Elsewhere in the book it says that since 1980 aluminum capacity has significantly exceeded demand.

Finally, although aluminum is among the most expensive metals to produce in terms of power cost, it’s only about five times as expensive as steel, copper, silicon. There are a couple metals with far greater power costs.

Aluminum is the most common metal and the third most abundant element in the Earth’s Crust cite
Granted, extracting it might me difficult

Brian

Very true; known copper reserves offer about fifty more years before they run out. Of course, we can still recycle copper, which is readily separated and reclaimed, so it is hardly an environmental or economic crisis, especially since one of the largest uses of copper–a medium for telecommunications–will eventually be completely replaced by optical fiber made of abundant silica, chalcogenide, or plastic.

CaptPitt is correct that aluminum is also readily reclaimed and is in fact easier and less intensive to recycle than to produce from bauxite ore; this is also preferable because bauxite is generally surface mined, and thus mining disrupts ecosystems and processing results in open tailings.

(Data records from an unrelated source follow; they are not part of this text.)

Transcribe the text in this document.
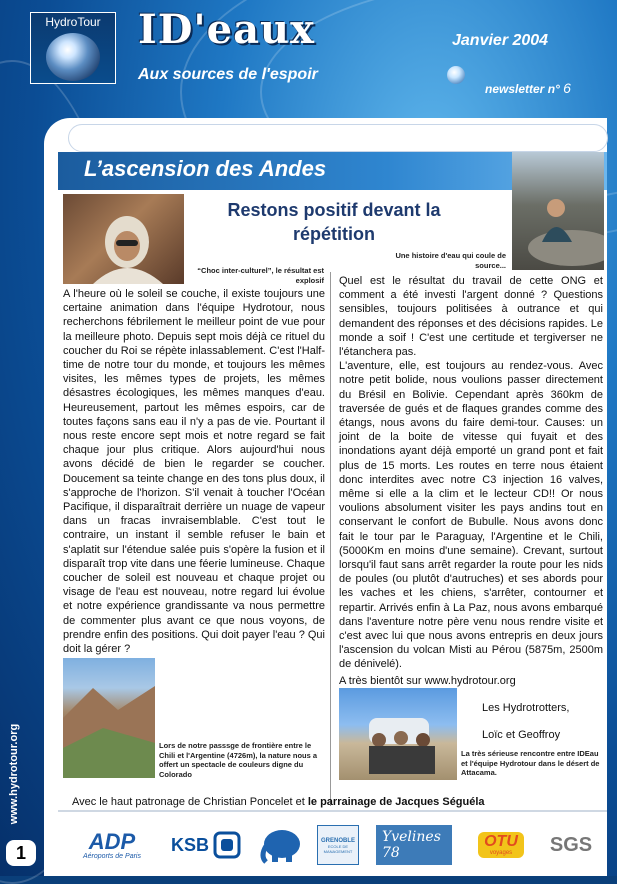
HydroTour ID'eaux
Aux sources de l'espoir
Janvier 2004
newsletter n° 6
L’ascension des Andes
Restons positif devant la répétition
“Choc inter-culturel”, le résultat est explosif
Une histoire d'eau qui coule de source...

A l'heure où le soleil se couche, il existe toujours une certaine animation dans l'équipe Hydrotour, nous recherchons fébrilement le meilleur point de vue pour la meilleure photo. Depuis sept mois déjà ce rituel du coucher du Roi se répète inlassablement. C'est l'Half-time de notre tour du monde, et toujours les mêmes visites, les mêmes types de projets, les mêmes désastres écologiques, les mêmes manques d'eau. Heureusement, partout les mêmes espoirs, car de toutes façons sans eau il n'y a pas de vie. Pourtant il nous reste encore sept mois et notre regard se fait chaque jour plus critique. Alors aujourd'hui nous avons décidé de bien le regarder se coucher. Doucement sa teinte change en des tons plus doux, il s'approche de l'horizon. S'il venait à toucher l'Océan Pacifique, il disparaîtrait derrière un nuage de vapeur dans un fracas invraisemblable. C'est tout le contraire, un instant il semble refuser le bain et s'aplatit sur l'étendue salée puis s'opère la fusion et il disparaît trop vite dans une féerie lumineuse. Chaque coucher de soleil est nouveau et chaque projet ou visage de l'eau est nouveau, notre regard lui évolue et notre expérience grandissante va nous permettre de commenter plus avant ce que nous voyons, de prendre enfin des positions. Qui doit payer l'eau ? Qui doit la gérer ?

Quel est le résultat du travail de cette ONG et comment a été investi l'argent donné ? Questions sensibles, toujours politisées à outrance et qui demandent des réponses et des décisions rapides. Le monde a soif ! C'est une certitude et tergiverser ne l'étanchera pas.

L'aventure, elle, est toujours au rendez-vous. Avec notre petit bolide, nous voulions passer directement du Brésil en Bolivie. Cependant après 360km de traversée de gués et de flaques grandes comme des étangs, nous avons du faire demi-tour. Causes: un joint de la boite de vitesse qui fuyait et des inondations ayant déjà emporté un grand pont et fait plus de 15 morts. Les routes en terre nous étaient donc interdites avec notre C3 injection 16 valves, même si elle a la clim et le lecteur CD!! Or nous voulions absolument visiter les pays andins tout en conservant le confort de Bubulle. Nous avons donc fait le tour par le Paraguay, l'Argentine et le Chili, (5000Km en moins d'une semaine). Crevant, surtout lorsqu'il faut sans arrêt regarder la route pour les nids de poules (ou plutôt d'autruches) et ses abords pour les vaches et les chiens, s'arrêter, contourner et repartir. Arrivés enfin à La Paz, nous avons embarqué dans l'aventure notre père venu nous rendre visite et c'est avec lui que nous avons entrepris en deux jours l'ascension du volcan Misti au Pérou (5875m, 2500m de dénivelé).

A très bientôt sur www.hydrotour.org
Les Hydrotrotters,
Loïc et Geoffroy
Lors de notre passsge de frontière entre le Chili et l'Argentine (4726m), la nature nous a offert un spectacle de couleurs digne du Colorado
La très sérieuse rencontre entre IDEau et l'équipe Hydrotour dans le désert de Attacama.
Avec le haut patronage de Christian Poncelet et le parrainage de Jacques Séguéla
ADP
Aéroports de Paris
KSB	GRENOBLE
ECOLE DE MANAGEMENT
Yvelines 78
OTU
voyages SGS
www.hydrotour.org
1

There are sufficient known bauxite deposits to provide aluminum for the foreseeable future. The worst environmental impact from aluminum production (assuming that tailings from bauxite processing or aluminum recovery are properly contained and processed) is the unrecoverable use of fresh water resources, but the same is true for any other metal production, and industry in general.

Stranger

Hey, do you know how rare granite and other felsic rock IS? :wink:

Current operations get rid of the oxygen in the aluminium oxide by electrolysis, and the electrodes are carbon, which combines with the free oxygen to produce a whole lot of CO[sub]2[/sub]. You could use a different material for the electrodes, but that’ll be another change adding cost to the production.

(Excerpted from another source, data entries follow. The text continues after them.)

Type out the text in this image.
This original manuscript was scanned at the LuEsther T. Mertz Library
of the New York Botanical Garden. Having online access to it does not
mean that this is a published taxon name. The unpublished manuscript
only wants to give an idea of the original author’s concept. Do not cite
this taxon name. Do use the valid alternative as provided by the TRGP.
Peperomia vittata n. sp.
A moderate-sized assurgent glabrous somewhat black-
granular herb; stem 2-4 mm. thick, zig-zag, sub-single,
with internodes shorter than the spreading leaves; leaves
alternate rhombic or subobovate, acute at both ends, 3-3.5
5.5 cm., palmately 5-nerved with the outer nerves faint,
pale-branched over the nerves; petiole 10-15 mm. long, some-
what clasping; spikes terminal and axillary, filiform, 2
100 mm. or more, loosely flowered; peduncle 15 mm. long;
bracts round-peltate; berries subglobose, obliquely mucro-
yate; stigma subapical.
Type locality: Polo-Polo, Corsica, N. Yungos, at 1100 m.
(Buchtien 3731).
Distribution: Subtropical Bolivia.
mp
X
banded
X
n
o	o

I’m not so sure that’s true. Not the optical fiber part; that’s certainly well on its way. I mean the part about telecomm using up most of the copper. I work in the power distribution industry and I gotta tell you just ONE of our 300 kVA transformers has enough copper to make a few miles of phone cable, easily. So, I’m going to have to say we (and by “we” I mean the electrical power industry as whole, not just my little company) eat Ma Bell in terms of copper usage. Of course, hard numbers trump my impression, so if you got 'em, throw 'em down on the table.

Aluminum is so big in East Tennessee there is a town named Alcoa.

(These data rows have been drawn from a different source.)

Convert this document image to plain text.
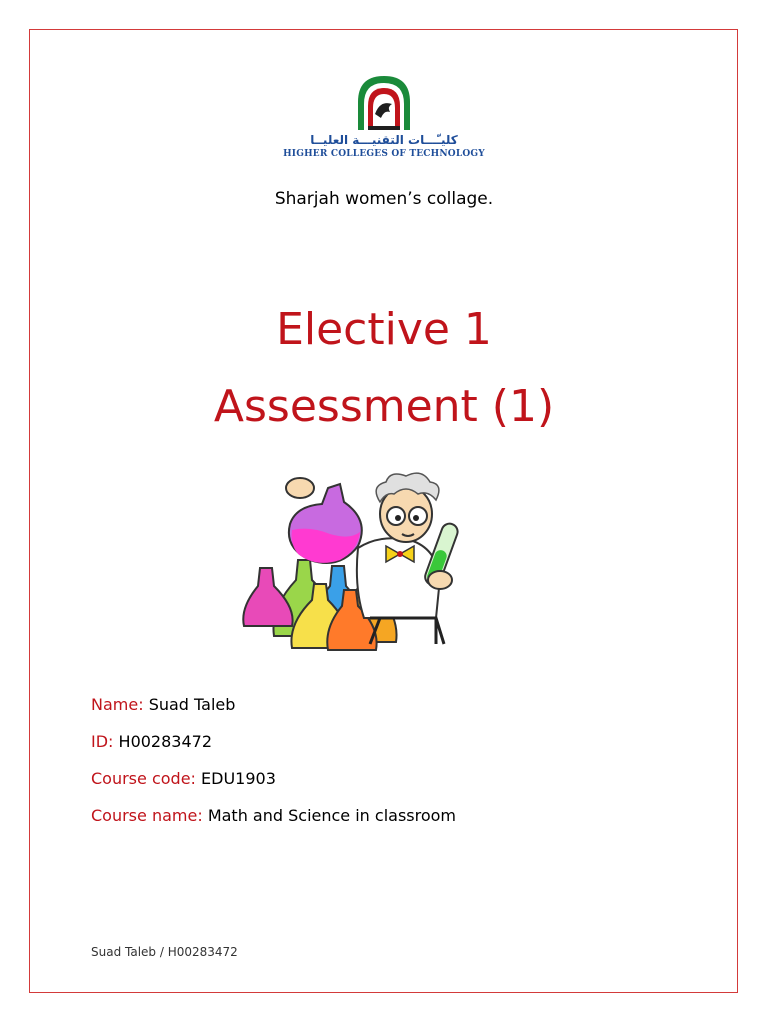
كليـّـــات التقنيـــة العليــا
HIGHER COLLEGES OF TECHNOLOGY
Sharjah women’s collage.
Elective 1
Assessment (1)
Name: Suad Taleb
ID: H00283472
Course code: EDU1903
Course name: Math and Science in classroom
Suad Taleb / H00283472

Worry about Helium instead

Hmm, ok, quite an education. Thanks, all.

But nobody’s ever run into the sky-is-falling running out of aluminum story anywhere, huh? I wonder where that clown got it and where he got the balls to offer it to high school students?

I’ve tried to teach my boy to be skeptical of everything, but it appears he bought it hook line and sinker, coming from his teacher. Gotta watch those academics, they often have their own agendas, too.

Finally a question I can answer in this interesting thread. I am an active Green. I give to Green Peace and many others. I am a board member of a small environmental group. I practicully drown in Green related stuff.

I have never heard this sky-is-falling story before.